What do Walmart, Berkshire Hathaway, Dell, Comcast, Publix, and Ford have in common? All are among the nation's largest companies and members of the Fortune 100. Each of them is "family-owned," which is loosely defined as having two or more family members involved and a majority of ownership or control within the family. Family-owned businesses date back centuries to family farms and, in urban settings, shops, and businesses where the family lived above the premises. In both examples, all family members actively participated in producing the family's livelihood.
Although many people think of family-owned businesses as making up only a small part of the economy, the following 2021 statistics from Family Business reveal that family-owned businesses:
- Employ 23 percent of the US workforce, accounting for 32.6 million jobs;
- Generating 23 percent of private-sector GDP or $3.2 trillion; and
- Total 9.1 million businesses, representing 25 percent of all business tax returns.

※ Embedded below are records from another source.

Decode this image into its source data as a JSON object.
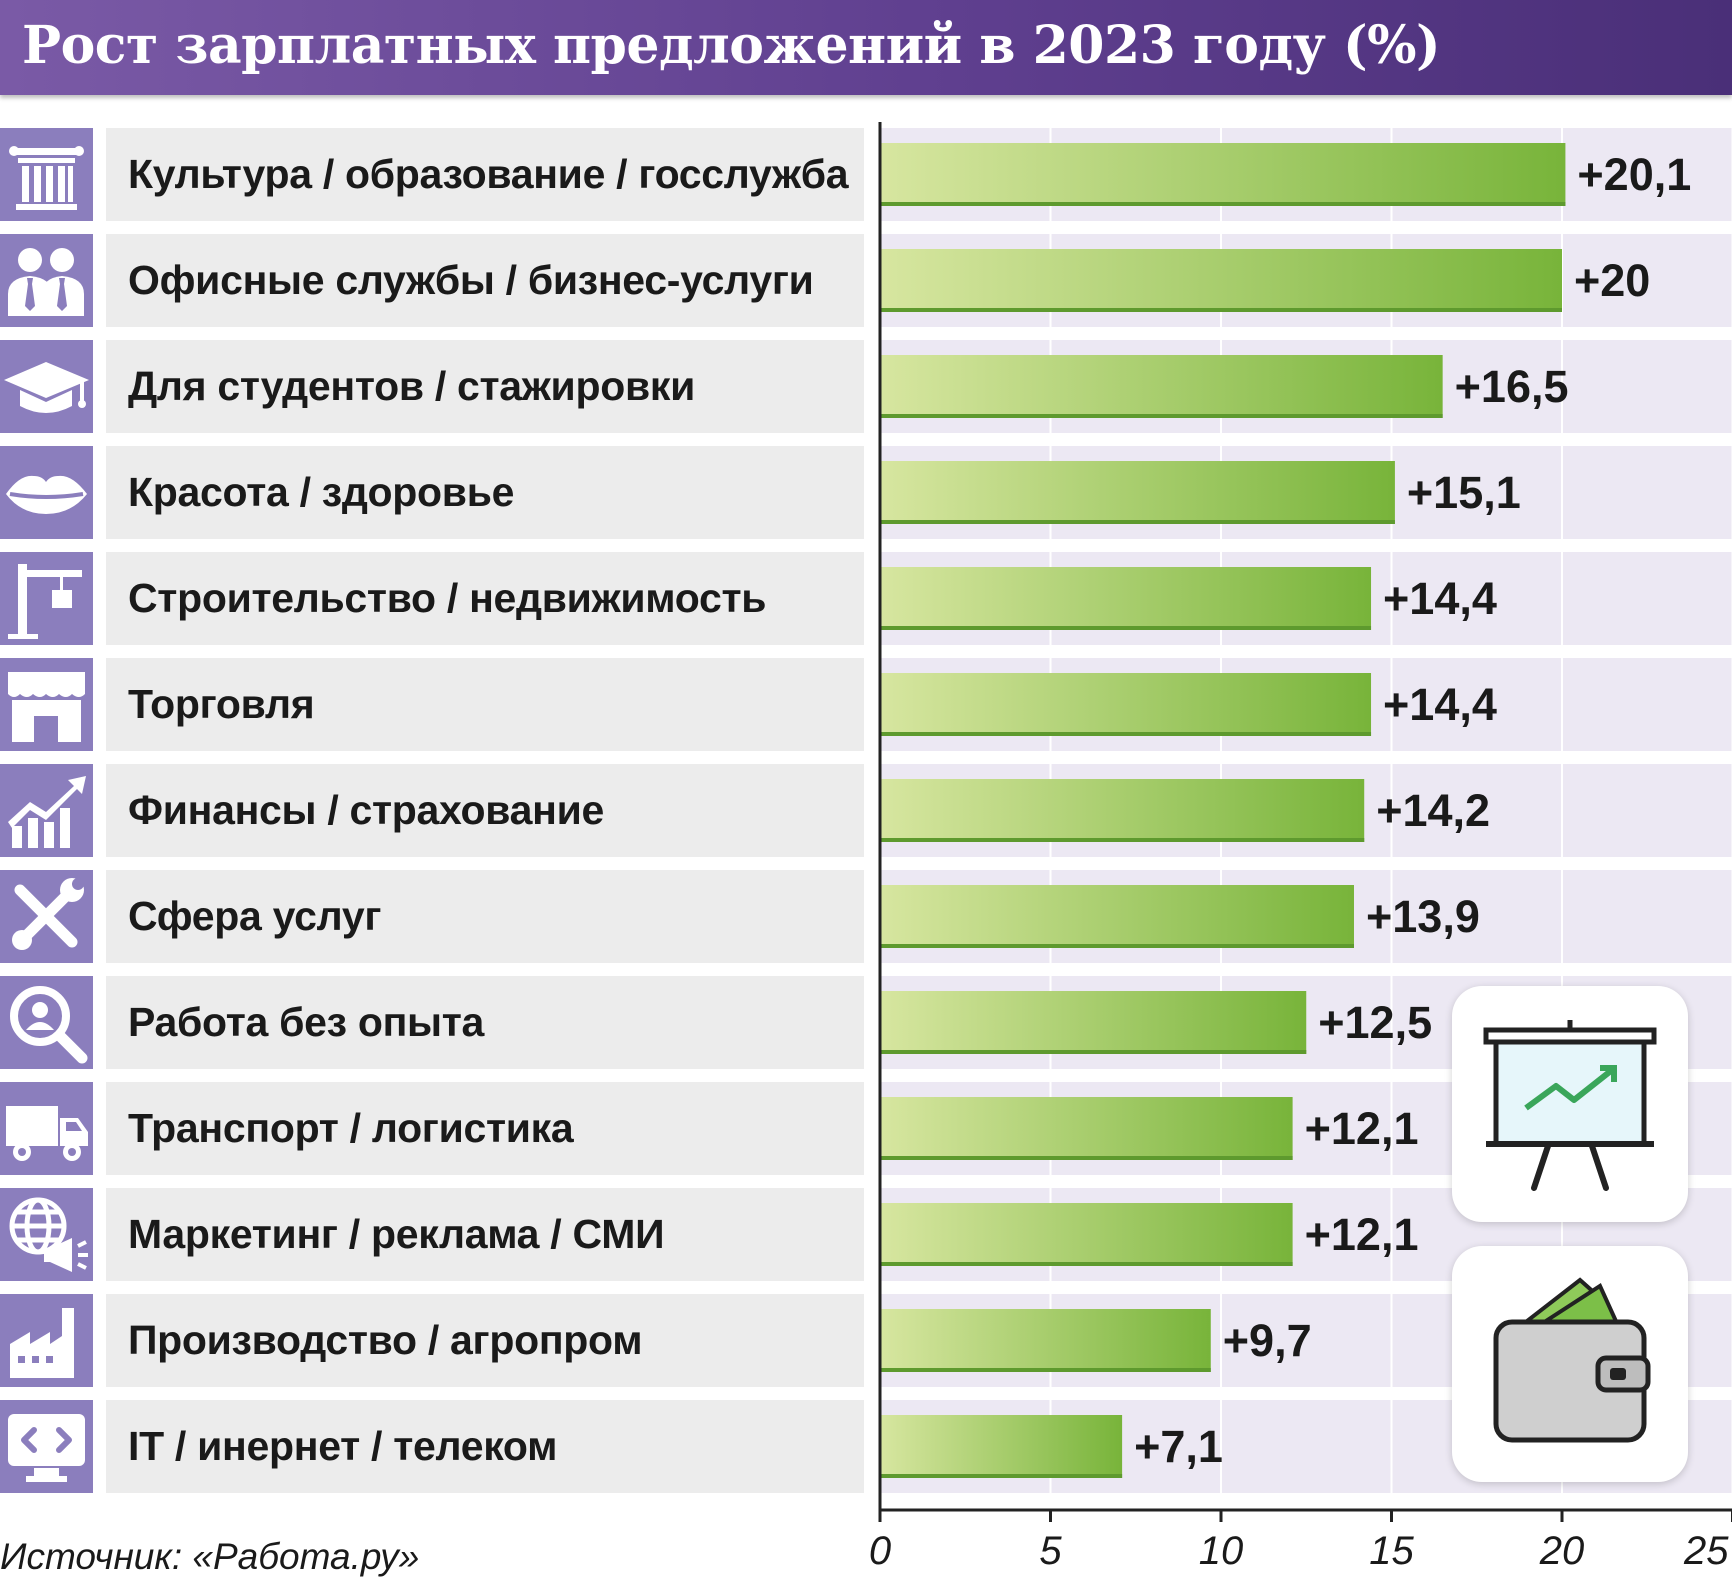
{
  "header": {
    "title": "Рост зарплатных предложений в 2023 году (%)"
  },
  "source": "Источник: «Работа.ру»",
  "colors": {
    "header": "#5f3f8f",
    "icon_bg": "#8b7ebd",
    "bar_start": "#d7e6a0",
    "bar_end": "#78b43a",
    "bar_edge": "#5e9a2e",
    "plot_bg": "#ece8f3",
    "label_bg": "#ececec"
  },
  "rows": [
    {
      "label": "Культура / образование / госслужба",
      "icon": "columns-icon"
    },
    {
      "label": "Офисные службы / бизнес-услуги",
      "icon": "office-people-icon"
    },
    {
      "label": "Для студентов / стажировки",
      "icon": "graduation-cap-icon"
    },
    {
      "label": "Красота / здоровье",
      "icon": "lips-icon"
    },
    {
      "label": "Строительство / недвижимость",
      "icon": "crane-icon"
    },
    {
      "label": "Торговля",
      "icon": "shop-icon"
    },
    {
      "label": "Финансы / страхование",
      "icon": "growth-chart-icon"
    },
    {
      "label": "Сфера услуг",
      "icon": "tools-icon"
    },
    {
      "label": "Работа без опыта",
      "icon": "magnifier-icon"
    },
    {
      "label": "Транспорт / логистика",
      "icon": "truck-icon"
    },
    {
      "label": "Маркетинг / реклама / СМИ",
      "icon": "globe-megaphone-icon"
    },
    {
      "label": "Производство / агропром",
      "icon": "factory-icon"
    },
    {
      "label": "IT / инернет / телеком",
      "icon": "code-monitor-icon"
    }
  ],
  "decorations": [
    "presentation-board-icon",
    "wallet-icon"
  ],
  "chart_data": {
    "type": "bar",
    "orientation": "horizontal",
    "categories": [
      "Культура / образование / госслужба",
      "Офисные службы / бизнес-услуги",
      "Для студентов / стажировки",
      "Красота / здоровье",
      "Строительство / недвижимость",
      "Торговля",
      "Финансы / страхование",
      "Сфера услуг",
      "Работа без опыта",
      "Транспорт / логистика",
      "Маркетинг / реклама / СМИ",
      "Производство / агропром",
      "IT / инернет / телеком"
    ],
    "values": [
      20.1,
      20,
      16.5,
      15.1,
      14.4,
      14.4,
      14.2,
      13.9,
      12.5,
      12.1,
      12.1,
      9.7,
      7.1
    ],
    "value_labels": [
      "+20,1",
      "+20",
      "+16,5",
      "+15,1",
      "+14,4",
      "+14,4",
      "+14,2",
      "+13,9",
      "+12,5",
      "+12,1",
      "+12,1",
      "+9,7",
      "+7,1"
    ],
    "title": "Рост зарплатных предложений в 2023 году (%)",
    "xlim": [
      0,
      25
    ],
    "xticks": [
      0,
      5,
      10,
      15,
      20,
      25
    ],
    "xtick_labels": [
      "0",
      "5",
      "10",
      "15",
      "20",
      "25"
    ],
    "grid": true,
    "legend": "none"
  }
}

Pressure to Keep it in The Family—Challenges in Hiring Family Members:
The family-business owner, like all business owners, should be concerned about having the best talent in appropriate roles. This can pose a challenge when hiring family members for key positions. Are they the best qualified? It is important to establish hiring and position requirements and uniformly adhere to them when considering family. These guidelines help avoid the pressure to hire a family member only because they are a family member. Many family companies encourage the next generation of family interested in the business to work for another company for several years to gain general business knowledge and experience to be eligible to join the family business.
When family members choose to work for another company in the same industry, they gain added perspective and familiarity with accepted industry-specific best practices. Family members who work outside the family business can gain increased credibility with other family members and the board. Family businesses should communicate hiring criteria for all positions, which not only sets the standard for talent management but can avoid future misunderstandings and conflicts.
The family business owner should ensure that every employee, whether a family member or not, receives the training needed to allow them to function successfully. Placing a family member in a role for which they lack the appropriate skills without a plan to provide the needed training can cause tension, low morale, and family drama. Family member executives must be assessed on their own merits. Each position should have yearly goals so that the family member can be evaluated objectively and without favoritism.
Strategically Hiring Outside The Family:
Hiring nonfamily members, especially doing so for the first time, can be challenging. Many companies decide to hire nonfamily members when the owners want to accelerate the company’s growth. Other companies hire nonfamily members when the company needs specific skills such as legal, international or financial expertise. The challenge then becomes ensuring that the nonfamily member is a good fit with the organization's culture and the family itself, especially if the company is small. Marc Sharpe, Chairman of the Family Office Association, reports that individuals who are comfortable with a "servant leadership style" in which one leads by putting the needs of their team first can be an excellent personality fit for a family business.
He adds that while hiring a nonfamily manager is often done to acquire a specific skill set, it is also important to hire individuals who have the flexibility to take on a generalist role when needed. If companies are recruiting nonfamily members for a position to replace a family member, it is important to communicate the reason for the hire and have detailed position requirements. If the company’s management are not in full agreement to hire a nonfamily executive, it will be a difficult and possibly unsuccessful hire.
To avoid and resolve family conflict, it is important in the recruitment and retention of outside candidates to ensure the family business has well-defined business procedures and corporate governance. Also, making decisions informally outside the office will put the nonfamily member at a disadvantage.
Best Practices for Executives Joining a Family Business:
Individuals who work for family businesses agree that it can either be a rewarding or disappointing experience depending on a number of factors, and we recommend that any executive considering joining a family business evaluate the following:
- Has the family agreed on the hire?
- How well has the position been defined?
- How many individuals have previously held the same position? Turnover, particularly in the C-suite, can be a red flag indicating that the family is not ready for a nonfamily executive;
- How are business decisions made? Cultural fit may be influenced by whether the business owner makes key decisions independently or in a distributed fashion;
- How does the team operate in terms of executing the business? A well-functioning team is empowered to operationalize projects and business imperatives timely and successfully;
- Understand the business owner's goals; recognize these goals may be focused on objectives other than increasing revenue and growth, such as philanthropy or creating a legacy;
- Evaluate the strengths and challenges of the current team and look for signs of dysfunction among family members;
- Get to know family members individually because they may have different goals and objectives; what are the family dynamics in play?